Where do facility planning and IT infrastructure and strategic planning issues intersect in today’s hospitals and health systems? One who knows exactly where the overlaps are is Rich Pollack, vice president and CIO of Virginia Commonwealth University Health System (Richmond, Va). Pollack helped oversee the construction of a new critical-care facility (known as The Critical Care Hospital) on the campus of Virginia Commonwealth University Hospital, VCU Health System’s flagship; and he continues to supervise the planning for the IT elements of future construction at the health system. Because of his knowledge and experience, Pollack will be presenting at the upcoming X3 Conference, to be held May 5-7 in Durham, N.C. Pollack will participate in the “Meet the Experts” panel, to be held 10:30 a.m. to 12:30 p.m. on Thursday, May 6 (see www.x3summit.com for more information about the conference). Pollack spoke recently with HCI Editor-in-Chief Mark Hagland regarding some of his perspectives on the issues. He will also be featured in HCI’s May cover story package on facility planning and IT issues.
Healthcare Informatics: Tell us about your recent planning and development experience.
Rich Pollack: We built a new, 15-story, 250-bed, all-private-room, critical-care hospital, and it is entirely digital; built from the ground up with layers of distributed technology. Ground had been broken on the new facility in December 2005, before I came here; the facility opened in October 2008.
HCI: You’re an academic medical center, correct?
RP: Yes, we’re the only academic medical center in central Virginia. We’re a $1.4-billion organization; we used to be called the Medical College of Virginia. We’re now a 780-bed hospital. Our health system was formed a decade ago with the coming together of the hospital with a physician practice plan and a health plan.
HCI: What were the biggest challenges involved in the planning and execution of the critical-care hospital project?

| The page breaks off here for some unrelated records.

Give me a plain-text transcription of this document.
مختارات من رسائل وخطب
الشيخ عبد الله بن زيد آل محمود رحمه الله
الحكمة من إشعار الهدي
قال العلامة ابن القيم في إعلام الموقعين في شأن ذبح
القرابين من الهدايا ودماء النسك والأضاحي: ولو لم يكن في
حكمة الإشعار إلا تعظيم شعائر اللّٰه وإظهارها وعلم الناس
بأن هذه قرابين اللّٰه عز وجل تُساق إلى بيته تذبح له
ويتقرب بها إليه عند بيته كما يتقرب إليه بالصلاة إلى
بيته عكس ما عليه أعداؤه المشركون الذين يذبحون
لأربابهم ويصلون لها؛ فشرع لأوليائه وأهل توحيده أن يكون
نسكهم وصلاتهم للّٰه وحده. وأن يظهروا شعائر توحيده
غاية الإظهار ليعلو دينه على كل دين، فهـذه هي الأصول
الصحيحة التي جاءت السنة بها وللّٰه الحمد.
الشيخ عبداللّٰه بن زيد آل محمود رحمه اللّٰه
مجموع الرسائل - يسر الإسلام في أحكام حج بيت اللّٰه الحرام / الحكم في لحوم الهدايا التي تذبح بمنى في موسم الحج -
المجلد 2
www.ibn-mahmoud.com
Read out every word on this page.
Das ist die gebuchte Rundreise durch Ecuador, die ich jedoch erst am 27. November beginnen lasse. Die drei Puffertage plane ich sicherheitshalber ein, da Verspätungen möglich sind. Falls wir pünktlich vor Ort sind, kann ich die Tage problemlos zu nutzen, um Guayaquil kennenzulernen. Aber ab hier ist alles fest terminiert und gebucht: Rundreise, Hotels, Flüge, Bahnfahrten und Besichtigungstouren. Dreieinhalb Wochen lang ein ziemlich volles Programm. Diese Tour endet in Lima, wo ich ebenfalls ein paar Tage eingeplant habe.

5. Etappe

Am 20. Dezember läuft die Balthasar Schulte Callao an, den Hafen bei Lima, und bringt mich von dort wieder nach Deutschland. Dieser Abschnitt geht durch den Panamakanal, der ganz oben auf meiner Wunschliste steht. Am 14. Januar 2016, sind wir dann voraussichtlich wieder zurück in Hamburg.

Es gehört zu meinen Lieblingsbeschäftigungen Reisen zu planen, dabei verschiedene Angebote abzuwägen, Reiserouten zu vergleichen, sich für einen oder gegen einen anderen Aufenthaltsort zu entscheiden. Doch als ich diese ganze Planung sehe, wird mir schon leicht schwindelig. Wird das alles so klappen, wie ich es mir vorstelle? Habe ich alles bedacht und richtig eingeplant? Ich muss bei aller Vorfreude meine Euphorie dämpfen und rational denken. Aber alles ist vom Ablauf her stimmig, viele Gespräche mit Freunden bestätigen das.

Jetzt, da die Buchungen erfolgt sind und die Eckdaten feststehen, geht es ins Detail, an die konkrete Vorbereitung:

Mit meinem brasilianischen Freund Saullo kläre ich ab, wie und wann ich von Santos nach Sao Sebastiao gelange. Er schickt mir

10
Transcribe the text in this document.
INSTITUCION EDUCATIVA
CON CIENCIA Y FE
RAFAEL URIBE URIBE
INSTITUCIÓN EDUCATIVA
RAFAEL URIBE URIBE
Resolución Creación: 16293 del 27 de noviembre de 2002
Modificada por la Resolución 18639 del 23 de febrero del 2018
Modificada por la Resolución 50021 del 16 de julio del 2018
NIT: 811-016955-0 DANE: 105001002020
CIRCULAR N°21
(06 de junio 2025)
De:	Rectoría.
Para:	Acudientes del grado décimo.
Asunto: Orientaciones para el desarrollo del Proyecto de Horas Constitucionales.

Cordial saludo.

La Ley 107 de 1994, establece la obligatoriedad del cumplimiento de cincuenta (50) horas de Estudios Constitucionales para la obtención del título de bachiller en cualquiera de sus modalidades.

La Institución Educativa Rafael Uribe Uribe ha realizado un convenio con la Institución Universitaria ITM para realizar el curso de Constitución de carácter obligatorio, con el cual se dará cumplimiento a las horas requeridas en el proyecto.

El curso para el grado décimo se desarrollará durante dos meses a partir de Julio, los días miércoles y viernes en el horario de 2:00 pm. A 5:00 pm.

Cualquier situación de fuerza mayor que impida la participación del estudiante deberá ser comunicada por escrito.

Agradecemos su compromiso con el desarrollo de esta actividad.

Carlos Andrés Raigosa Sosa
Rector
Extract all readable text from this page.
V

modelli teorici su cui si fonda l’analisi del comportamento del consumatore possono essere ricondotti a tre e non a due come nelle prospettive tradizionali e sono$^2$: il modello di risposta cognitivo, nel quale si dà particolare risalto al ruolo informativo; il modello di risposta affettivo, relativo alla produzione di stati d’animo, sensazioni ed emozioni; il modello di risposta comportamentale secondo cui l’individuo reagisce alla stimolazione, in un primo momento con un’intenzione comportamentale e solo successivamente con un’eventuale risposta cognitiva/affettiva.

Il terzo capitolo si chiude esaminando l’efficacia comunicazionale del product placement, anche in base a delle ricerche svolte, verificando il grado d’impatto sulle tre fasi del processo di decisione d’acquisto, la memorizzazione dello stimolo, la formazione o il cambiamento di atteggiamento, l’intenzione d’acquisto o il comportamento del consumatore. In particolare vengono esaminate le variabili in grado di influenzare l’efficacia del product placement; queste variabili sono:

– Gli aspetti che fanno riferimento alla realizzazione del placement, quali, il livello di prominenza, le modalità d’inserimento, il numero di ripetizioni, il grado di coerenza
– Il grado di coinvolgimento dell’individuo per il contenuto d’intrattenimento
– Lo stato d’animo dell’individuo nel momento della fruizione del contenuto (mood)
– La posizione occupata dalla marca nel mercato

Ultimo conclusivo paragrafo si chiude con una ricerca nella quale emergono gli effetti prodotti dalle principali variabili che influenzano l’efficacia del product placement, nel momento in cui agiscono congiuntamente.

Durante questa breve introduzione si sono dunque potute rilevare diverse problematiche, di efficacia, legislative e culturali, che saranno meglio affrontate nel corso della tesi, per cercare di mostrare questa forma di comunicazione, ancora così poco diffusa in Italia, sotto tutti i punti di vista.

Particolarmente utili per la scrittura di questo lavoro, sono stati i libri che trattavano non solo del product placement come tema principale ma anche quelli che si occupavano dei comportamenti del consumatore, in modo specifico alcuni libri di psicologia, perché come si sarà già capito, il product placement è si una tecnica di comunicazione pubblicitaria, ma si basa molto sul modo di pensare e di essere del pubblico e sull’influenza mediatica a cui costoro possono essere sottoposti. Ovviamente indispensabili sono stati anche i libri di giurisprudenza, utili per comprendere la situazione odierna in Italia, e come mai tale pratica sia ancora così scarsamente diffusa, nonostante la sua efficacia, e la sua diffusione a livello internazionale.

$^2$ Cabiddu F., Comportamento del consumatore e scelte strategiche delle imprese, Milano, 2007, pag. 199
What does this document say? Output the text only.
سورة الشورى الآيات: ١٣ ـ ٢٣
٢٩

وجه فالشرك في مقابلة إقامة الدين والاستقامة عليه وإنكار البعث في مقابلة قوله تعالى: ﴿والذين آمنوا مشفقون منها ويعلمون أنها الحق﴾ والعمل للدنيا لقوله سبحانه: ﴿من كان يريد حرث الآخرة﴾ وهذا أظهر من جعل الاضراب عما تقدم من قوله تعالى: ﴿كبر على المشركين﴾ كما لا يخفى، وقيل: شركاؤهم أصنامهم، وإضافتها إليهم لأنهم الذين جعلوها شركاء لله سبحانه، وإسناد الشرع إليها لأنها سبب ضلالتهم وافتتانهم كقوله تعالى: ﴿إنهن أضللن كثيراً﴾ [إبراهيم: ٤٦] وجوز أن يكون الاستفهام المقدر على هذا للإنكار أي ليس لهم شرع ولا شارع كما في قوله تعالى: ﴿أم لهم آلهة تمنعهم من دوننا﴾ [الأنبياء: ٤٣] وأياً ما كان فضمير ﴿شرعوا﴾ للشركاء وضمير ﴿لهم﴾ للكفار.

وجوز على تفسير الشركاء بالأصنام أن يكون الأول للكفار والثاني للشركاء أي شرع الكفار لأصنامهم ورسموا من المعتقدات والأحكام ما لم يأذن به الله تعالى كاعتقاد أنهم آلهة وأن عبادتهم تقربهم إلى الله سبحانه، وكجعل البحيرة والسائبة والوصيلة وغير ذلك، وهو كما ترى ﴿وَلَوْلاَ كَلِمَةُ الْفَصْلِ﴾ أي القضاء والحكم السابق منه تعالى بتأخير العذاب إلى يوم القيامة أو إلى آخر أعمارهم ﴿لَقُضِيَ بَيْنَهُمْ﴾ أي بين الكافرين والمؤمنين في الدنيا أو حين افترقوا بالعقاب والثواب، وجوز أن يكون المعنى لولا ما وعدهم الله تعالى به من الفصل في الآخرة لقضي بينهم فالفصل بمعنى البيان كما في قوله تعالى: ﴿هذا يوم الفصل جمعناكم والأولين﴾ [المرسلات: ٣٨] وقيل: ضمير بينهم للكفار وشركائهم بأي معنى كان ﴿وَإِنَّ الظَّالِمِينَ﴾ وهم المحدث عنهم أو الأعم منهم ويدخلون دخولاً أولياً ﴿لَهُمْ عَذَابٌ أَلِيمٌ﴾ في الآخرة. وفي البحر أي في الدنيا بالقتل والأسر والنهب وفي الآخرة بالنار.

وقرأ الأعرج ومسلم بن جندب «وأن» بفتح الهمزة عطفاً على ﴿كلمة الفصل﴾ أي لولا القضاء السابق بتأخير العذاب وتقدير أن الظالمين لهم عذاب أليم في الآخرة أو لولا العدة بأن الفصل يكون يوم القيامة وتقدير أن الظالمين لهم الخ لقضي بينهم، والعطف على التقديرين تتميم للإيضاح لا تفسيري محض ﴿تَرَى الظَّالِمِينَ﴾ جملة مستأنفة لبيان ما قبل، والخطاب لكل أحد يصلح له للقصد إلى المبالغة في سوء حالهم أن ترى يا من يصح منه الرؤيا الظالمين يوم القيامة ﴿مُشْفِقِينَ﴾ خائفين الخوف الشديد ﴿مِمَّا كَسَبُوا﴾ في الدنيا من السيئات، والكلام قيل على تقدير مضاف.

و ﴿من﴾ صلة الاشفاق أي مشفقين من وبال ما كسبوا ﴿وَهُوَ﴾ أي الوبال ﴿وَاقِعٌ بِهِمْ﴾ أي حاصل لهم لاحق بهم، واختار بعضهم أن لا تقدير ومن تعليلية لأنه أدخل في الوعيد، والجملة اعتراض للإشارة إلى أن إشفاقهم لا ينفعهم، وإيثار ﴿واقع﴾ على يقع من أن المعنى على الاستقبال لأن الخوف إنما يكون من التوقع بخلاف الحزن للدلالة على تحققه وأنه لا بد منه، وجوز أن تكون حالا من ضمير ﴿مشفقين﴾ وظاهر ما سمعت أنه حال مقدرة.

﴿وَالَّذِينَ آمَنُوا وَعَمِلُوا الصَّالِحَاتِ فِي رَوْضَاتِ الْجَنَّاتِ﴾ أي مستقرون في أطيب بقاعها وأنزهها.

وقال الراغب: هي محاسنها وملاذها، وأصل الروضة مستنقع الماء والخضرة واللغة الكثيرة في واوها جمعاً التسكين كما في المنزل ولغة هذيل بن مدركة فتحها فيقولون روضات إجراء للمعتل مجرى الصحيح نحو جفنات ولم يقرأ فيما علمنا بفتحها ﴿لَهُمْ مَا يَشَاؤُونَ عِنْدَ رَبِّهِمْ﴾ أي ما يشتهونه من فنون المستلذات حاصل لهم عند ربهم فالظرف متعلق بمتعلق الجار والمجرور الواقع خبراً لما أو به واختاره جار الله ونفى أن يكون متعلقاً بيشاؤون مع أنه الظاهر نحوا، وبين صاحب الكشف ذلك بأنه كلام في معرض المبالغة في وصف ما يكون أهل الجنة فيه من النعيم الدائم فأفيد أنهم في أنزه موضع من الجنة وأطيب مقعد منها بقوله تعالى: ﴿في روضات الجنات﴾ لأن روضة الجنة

RP: The biggest challenge was applying a workflow-based process to the facility planning process in order to make sure that the nursing units were going to be enabled on a communications basis to still provide high-quality care, even though the same staff was going to be covering two, three, or four times the actual square footage they were used to. The reality is that while crowded space on nursing units can be challenging, it is also true that communication flow is relatively easy. But when you take that same group of nurses and spread them out across a football field-sized area, and have to monitor or the patients or get in touch with physicians, you can’t rely on traditional modes; you have to use technology to compensate for that.
HCI: What kinds of changes took place as the process moved forward?
RP: They had actually broken ground in 2005, before I got here. So I was pulled into the process almost immediately, to be part of the oversight committee for the new critical care hospital. And almost immediately, it became apparent that there had been a pretty significant shortfall on accommodation for all things IT. They had contractors and consultants, but they really had a pretty naïve view of what was going to happen with IT. For example, they had put the Ethernet cable network into the building, but hadn’t thought about wireless, hadn’t thought about the end-user devices, including PCs, COWs, tablets, all those kinds of communication devices. They hadn’t planned for the actual network gear; they hadn’t planned the technology closets.
There were a bunch of shortfalls, to put it mildly. So I had to say, you’re missing all these things. And I spent a fair amount of time with my executive peers educating them not only on what it meant to be a state-of-the-art digital hospital, but even on how we could leverage technology to improve patient safety and care quality. That was quite an interesting educational experience. I was unabashedly taking advantage of the fact that I was still on my honeymoon as a CIO! In the end, they had to swallow about $4 million in additional costs, though that was out of a $180 million project.
HCI: What have been the biggest lessons learned in all this?
RP: Number one, don’t underestimate the complexity. And don’t be shortsighted — you want to be able to build an infrastructure that’s going to be able to accommodate unforeseen technological requirements. And since we opened The Critical Care Hospital, we’ve had a couple of changes we hadn’t envisioned, actually. For example, last year, our radiology department began testing several portable x-ray machines from Kodak that produce digital images and are able to wirelessly transmit those images back to our PACS system. And why is that important? In a critical-care hospital, sometimes a patient’s condition begins to deteriorate rapidly; and one of the things an intensivist will do is to call for a portable chest x-ray. In the old days, they’d roll up a portable x-ray machine, and they’d develop films, the physician would look at the images. Now, they roll these images up to the bedside, do the x-ray, and the image is made instantly available to the intensivist at the bedside, and it immediately transmits to the PACS, and is immediately available to the radiologist down in Imaging, and the two physicians can instantly consult about it. And of that all rides on the wireless infrastructure. Those are the kinds of things that need to be envisioned and planned for as hospital organizations move into the future.